4、产后5一9日,可在上述动作后加做下肢曲伸动作及缩肛运动:仰卧,两手平放于躯干两侧,将右下肢向腹部屈曲,然后放平伸直。左下肢做同样动作,共两个8拍。另外,有节奏地做肛门收缩、放松动作,也做两个8拍。

(2)产后10天开始做整套保健操

第一节深吸气运动:仰卧,两臂直放于身旁,先深吸气,腹壁下陷,然后呼气,做4个8拍。

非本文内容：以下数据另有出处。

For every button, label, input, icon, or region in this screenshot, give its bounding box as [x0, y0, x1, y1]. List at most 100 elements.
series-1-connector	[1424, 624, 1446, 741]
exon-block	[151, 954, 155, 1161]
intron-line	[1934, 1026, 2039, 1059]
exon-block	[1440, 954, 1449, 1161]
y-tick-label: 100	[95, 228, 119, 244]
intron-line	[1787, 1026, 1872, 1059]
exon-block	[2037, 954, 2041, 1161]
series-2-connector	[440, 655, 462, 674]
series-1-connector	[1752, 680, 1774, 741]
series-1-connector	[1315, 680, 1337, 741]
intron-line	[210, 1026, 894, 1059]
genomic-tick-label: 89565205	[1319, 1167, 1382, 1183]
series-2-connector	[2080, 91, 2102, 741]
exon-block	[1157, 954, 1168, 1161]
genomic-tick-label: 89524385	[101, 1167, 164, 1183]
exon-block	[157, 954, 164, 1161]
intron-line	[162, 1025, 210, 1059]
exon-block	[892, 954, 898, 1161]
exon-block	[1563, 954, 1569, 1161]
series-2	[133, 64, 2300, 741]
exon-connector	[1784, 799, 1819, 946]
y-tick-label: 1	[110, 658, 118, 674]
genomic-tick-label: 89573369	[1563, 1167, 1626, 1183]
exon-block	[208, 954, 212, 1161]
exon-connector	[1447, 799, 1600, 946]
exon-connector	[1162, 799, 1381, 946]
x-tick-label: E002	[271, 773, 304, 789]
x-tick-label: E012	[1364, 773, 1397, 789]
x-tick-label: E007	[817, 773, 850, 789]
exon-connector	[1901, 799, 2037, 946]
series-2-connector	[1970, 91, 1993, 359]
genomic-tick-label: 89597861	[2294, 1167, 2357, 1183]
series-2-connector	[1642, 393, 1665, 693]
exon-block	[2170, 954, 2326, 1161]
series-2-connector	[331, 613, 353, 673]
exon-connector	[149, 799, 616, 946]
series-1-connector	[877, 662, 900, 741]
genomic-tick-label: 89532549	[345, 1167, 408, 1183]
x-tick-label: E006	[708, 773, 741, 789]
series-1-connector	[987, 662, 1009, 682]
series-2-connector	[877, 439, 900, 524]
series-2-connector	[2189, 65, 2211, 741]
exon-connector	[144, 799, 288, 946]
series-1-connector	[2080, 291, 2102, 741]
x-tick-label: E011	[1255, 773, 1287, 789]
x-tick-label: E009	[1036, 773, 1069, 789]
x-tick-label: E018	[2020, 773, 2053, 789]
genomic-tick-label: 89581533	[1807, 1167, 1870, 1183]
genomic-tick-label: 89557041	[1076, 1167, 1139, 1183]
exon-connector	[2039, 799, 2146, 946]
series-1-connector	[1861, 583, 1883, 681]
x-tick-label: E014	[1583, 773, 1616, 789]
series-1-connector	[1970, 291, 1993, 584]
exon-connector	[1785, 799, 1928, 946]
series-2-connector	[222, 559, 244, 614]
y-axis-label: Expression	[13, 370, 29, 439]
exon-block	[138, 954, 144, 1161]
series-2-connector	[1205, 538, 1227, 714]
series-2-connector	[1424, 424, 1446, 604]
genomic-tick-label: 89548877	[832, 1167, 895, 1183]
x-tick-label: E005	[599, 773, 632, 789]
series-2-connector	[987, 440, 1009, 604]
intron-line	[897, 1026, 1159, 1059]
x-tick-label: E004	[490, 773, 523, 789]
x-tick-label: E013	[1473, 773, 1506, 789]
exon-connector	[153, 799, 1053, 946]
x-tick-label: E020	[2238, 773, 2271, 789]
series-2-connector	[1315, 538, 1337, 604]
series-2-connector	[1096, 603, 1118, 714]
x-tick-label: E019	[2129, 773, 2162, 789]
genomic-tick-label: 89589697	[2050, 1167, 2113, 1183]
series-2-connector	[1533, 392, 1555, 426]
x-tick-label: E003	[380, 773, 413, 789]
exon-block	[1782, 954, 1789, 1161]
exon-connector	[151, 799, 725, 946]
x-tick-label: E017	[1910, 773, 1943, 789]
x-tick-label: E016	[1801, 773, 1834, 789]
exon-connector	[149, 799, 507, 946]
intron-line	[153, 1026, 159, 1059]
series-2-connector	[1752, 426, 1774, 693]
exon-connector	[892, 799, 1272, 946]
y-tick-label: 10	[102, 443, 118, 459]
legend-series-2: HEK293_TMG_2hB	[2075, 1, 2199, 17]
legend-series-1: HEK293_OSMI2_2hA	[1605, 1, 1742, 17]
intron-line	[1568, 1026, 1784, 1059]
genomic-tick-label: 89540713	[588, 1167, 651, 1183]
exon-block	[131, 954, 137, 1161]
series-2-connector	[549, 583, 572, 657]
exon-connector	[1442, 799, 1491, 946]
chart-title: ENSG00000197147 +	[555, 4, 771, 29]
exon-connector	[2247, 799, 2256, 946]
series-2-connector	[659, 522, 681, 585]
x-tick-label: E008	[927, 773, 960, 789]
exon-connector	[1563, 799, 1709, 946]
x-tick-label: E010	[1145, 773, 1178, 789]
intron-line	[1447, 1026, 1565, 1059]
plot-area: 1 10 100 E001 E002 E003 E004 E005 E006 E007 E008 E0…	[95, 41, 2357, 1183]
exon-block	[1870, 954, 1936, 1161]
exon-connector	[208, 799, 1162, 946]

第二节缩肛运动:仰卧,两臂直放于身旁,交替做肛门的收缩与放松运动。做4个8拍。

第三节伸腿动作:仰卧,两臂直放于身旁,双腿轮流上举和双腿并举,与身体保持直角。做4个8拍。

第四节腰背运动:仰卧,髋和腿略放松,分开稍屈,尽为抬高臀部及背部,使之离开床面。做4个8拍。

第五节仰卧起坐:仰卧,两手叉腰坐起,两腿伸直。做4个8拍。

第六节腰部:跪姿,两膝分开,肩肘成垂直。双手平放床面,腰部做左右旋转动作,做4个8拍。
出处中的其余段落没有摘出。